Employees, many of whom raised their hands when asked if they'd been at work Saturday, had a number of questions for McMahon and Ulman, who also attended the briefing.
One employee asked what advice police have for helping them spot gunmen in the future.
McMahon said it can be difficult to spot a gun when people are bundled up against the cold, but he encouraged staff to call police whenever something looks amiss.
Another asked whether the mall needed more security cameras, after McMahon said there were some holes in surveillance footage of the shooter's movements. He said officials would examine the security system.
Another asked whether it's right for a 19-year-old to be able to buy a shotgun legally. Police have said Aguilar used a Mossberg 12-gauge shotgun purchased last month in Montgomery County.
Ulman and McMahon said there would be time to explore such issues once police had a more detailed picture of what happened Saturday.

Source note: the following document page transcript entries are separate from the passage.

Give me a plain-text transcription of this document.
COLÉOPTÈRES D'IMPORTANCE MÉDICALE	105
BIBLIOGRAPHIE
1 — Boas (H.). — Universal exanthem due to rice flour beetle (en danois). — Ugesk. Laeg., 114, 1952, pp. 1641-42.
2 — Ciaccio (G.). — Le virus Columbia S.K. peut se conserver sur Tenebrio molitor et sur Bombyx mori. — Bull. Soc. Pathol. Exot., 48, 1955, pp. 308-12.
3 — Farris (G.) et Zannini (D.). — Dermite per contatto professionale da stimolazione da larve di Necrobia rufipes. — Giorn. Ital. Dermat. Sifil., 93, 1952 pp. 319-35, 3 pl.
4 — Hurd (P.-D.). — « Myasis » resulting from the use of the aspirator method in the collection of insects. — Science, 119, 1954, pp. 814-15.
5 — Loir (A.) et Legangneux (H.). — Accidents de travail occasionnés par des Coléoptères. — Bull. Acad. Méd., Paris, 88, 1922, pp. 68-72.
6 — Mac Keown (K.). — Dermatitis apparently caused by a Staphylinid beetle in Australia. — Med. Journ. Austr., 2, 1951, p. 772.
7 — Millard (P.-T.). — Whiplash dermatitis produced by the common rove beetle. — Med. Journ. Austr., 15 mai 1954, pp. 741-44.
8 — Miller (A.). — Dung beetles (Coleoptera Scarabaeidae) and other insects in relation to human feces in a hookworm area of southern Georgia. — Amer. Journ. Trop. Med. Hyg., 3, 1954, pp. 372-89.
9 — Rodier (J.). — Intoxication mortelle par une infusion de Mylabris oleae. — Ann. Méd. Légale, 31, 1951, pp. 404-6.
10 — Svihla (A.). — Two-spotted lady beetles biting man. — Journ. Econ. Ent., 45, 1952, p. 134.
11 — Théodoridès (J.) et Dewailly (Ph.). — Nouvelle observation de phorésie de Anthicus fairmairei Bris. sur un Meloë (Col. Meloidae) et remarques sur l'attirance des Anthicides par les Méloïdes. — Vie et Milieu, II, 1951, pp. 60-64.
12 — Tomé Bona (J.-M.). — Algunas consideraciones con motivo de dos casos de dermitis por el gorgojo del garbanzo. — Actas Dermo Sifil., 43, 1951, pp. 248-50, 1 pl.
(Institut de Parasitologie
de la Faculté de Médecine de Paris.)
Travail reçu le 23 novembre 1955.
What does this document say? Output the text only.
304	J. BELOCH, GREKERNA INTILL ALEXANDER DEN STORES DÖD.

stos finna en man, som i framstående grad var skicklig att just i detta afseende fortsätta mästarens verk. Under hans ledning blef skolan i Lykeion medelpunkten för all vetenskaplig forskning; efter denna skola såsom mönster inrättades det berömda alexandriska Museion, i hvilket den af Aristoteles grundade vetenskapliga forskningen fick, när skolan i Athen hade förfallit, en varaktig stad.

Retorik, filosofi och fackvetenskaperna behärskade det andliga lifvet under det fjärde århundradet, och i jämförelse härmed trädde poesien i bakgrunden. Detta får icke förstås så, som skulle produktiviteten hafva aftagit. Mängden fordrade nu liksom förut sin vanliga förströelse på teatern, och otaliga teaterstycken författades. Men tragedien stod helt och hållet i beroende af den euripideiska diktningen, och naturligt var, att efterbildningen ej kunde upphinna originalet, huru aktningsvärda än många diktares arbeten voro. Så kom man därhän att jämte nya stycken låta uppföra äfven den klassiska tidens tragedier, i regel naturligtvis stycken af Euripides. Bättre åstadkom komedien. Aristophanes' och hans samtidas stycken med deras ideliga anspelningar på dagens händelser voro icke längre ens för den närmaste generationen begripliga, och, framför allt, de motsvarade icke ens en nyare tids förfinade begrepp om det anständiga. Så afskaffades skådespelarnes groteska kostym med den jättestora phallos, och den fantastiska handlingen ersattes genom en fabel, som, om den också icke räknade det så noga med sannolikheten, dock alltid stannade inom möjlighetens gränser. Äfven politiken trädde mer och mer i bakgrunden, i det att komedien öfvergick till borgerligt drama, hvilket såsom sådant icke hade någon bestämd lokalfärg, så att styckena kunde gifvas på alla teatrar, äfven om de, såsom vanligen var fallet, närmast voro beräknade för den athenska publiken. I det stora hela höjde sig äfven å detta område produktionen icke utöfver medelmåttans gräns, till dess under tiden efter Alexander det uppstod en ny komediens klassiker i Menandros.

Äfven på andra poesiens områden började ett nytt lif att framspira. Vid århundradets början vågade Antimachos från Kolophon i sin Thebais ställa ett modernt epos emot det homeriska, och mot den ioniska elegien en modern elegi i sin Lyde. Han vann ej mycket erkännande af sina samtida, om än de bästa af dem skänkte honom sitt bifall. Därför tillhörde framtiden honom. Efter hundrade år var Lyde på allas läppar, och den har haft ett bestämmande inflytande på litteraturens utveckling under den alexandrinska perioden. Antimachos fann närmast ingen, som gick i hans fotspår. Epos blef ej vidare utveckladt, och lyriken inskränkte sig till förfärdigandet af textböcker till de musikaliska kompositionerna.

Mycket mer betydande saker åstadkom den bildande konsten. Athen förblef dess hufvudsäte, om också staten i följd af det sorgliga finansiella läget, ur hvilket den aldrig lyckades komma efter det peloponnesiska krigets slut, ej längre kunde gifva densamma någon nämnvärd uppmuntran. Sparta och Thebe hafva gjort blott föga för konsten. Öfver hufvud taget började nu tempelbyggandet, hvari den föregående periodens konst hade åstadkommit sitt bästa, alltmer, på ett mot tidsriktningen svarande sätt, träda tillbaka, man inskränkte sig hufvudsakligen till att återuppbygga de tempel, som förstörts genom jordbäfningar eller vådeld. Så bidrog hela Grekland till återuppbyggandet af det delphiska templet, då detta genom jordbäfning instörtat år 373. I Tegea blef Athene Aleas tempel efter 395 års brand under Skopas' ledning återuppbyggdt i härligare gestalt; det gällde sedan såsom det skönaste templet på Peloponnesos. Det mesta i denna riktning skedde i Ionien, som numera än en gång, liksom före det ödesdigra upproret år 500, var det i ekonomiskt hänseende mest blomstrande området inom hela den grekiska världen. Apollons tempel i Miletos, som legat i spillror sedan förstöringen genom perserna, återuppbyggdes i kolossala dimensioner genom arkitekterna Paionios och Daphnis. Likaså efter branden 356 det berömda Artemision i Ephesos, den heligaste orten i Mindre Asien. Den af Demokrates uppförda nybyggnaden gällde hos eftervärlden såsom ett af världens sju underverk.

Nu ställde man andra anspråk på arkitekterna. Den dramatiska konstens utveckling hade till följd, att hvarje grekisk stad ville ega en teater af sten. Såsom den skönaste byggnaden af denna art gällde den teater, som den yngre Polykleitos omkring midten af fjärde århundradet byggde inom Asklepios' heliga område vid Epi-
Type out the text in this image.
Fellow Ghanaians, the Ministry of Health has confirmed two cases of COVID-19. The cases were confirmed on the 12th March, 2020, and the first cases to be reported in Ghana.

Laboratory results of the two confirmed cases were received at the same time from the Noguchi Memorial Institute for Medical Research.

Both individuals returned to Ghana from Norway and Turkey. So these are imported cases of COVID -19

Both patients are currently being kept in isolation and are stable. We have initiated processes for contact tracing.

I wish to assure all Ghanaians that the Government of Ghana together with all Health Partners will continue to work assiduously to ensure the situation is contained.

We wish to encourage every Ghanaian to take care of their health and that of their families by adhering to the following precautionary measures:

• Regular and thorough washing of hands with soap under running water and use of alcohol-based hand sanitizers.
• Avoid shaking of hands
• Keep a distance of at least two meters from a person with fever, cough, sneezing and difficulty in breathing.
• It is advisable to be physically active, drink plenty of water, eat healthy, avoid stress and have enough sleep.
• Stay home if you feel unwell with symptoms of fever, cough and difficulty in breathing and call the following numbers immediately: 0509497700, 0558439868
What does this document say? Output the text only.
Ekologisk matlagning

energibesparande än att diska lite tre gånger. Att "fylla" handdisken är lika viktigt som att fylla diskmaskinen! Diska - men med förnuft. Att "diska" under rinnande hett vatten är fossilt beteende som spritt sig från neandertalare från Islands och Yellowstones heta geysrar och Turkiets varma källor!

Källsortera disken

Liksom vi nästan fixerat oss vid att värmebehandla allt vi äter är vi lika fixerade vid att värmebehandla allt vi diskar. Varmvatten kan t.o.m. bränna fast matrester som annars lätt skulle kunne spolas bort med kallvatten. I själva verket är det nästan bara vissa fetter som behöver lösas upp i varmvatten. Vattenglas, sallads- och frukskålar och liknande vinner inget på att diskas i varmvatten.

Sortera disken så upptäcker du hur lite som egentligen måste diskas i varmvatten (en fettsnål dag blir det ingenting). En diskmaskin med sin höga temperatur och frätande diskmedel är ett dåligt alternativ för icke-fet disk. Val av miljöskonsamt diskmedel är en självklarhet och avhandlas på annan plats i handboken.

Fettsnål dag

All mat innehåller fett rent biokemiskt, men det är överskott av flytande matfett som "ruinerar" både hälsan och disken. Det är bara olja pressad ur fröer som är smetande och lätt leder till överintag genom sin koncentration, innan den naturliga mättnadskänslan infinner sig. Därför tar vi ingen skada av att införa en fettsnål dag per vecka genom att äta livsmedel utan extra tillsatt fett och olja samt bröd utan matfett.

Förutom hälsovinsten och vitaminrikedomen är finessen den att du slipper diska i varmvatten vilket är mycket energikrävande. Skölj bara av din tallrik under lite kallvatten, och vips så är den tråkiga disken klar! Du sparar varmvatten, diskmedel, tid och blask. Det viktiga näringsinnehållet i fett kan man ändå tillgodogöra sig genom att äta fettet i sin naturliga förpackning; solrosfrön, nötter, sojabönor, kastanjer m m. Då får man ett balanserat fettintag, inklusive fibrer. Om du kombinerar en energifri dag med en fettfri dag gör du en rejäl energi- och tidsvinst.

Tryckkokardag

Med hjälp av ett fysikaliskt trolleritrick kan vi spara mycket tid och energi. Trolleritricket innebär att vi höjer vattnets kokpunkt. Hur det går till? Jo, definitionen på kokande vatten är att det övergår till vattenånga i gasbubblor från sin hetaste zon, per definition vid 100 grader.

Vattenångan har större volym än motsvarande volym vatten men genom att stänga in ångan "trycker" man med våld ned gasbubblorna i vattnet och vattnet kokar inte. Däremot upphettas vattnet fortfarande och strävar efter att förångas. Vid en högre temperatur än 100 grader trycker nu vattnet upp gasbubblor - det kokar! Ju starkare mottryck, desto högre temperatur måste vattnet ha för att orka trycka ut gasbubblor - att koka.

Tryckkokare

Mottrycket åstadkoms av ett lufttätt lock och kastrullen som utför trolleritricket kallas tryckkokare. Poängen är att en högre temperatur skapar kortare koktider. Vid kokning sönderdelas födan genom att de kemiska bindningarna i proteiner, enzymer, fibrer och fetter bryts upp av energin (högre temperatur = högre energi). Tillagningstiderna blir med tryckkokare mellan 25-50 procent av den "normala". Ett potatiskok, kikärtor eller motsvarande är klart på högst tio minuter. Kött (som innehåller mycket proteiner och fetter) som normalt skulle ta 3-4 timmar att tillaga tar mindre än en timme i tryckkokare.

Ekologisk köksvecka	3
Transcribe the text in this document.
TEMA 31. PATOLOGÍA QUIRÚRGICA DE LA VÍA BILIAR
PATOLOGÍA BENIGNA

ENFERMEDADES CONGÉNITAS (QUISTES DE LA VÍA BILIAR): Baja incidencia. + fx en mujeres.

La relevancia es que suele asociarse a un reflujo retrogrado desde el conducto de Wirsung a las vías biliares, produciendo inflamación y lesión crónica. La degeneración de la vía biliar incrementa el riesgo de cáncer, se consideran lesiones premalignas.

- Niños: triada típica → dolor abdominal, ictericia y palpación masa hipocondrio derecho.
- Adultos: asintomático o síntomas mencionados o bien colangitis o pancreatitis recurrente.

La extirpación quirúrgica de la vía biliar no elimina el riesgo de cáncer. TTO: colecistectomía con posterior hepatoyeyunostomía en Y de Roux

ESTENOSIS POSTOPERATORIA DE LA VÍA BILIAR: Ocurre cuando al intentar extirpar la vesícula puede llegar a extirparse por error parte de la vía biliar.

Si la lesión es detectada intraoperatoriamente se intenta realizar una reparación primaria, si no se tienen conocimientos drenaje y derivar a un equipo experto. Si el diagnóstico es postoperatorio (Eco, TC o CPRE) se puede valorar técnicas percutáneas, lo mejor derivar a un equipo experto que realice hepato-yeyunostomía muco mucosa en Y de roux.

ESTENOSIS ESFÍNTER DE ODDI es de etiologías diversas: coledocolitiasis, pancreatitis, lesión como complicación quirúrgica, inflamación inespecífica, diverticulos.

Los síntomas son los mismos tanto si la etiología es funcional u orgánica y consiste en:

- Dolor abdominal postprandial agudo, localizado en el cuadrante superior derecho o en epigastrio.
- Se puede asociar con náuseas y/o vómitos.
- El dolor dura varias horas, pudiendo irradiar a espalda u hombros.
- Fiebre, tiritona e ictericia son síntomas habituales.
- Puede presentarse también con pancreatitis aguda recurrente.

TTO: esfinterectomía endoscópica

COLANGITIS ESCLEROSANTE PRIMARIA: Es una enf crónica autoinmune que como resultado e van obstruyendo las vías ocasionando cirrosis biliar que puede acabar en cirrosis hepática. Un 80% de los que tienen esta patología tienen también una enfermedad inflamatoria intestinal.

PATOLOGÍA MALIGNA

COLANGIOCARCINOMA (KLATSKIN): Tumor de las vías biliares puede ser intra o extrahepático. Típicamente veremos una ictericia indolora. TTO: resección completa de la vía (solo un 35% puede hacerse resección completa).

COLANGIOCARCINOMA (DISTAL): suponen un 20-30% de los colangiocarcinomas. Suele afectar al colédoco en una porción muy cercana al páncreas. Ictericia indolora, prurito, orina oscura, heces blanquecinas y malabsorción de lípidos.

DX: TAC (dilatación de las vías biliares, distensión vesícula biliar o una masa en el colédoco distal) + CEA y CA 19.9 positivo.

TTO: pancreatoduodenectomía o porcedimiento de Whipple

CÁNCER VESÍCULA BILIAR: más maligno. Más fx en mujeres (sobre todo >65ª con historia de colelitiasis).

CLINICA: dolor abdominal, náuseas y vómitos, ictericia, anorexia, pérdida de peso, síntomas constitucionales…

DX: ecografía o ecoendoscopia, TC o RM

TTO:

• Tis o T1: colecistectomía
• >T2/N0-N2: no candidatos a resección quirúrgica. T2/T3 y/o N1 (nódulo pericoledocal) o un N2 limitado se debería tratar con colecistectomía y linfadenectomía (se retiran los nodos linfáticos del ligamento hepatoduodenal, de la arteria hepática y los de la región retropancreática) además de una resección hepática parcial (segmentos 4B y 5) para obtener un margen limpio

After the briefing, employees gathered in the mall, many pausing at the bottom of an escalator to toss white flowers with long stems into the pool that will serve as a memorial to Saturday's victims.
Some lined up to write messages in a book of condolences, while across the way two people raised the grate on the Gymboree store to get ready to open for business.
Some said it was too soon to tell how shoppers would react, and if they would return. David Youngblood, 47, said he was eager to get back on the job selling Traeger Grills. Youngblood was there Saturday, working on his iPad, when the shooting happened. "I literally dropped my iPad and ran off," he said.
"Either they're going to shy away or maybe they're going to do like Boston Strong … Columbia Strong," he said, referring to the public response following the Boston Marathon bombing. "I'll find a way to sell grills whatever."
Later in the afternoon, Youngblood said business had been slow. Winter is not a great time for selling grills anyway, he said. But the weekend before the Super Bowl might have been a bright spot.
By early evening, he said he had yet to make a sale.
Baltimore Sun Media Group reporter Luke Lavoie contributed to this article.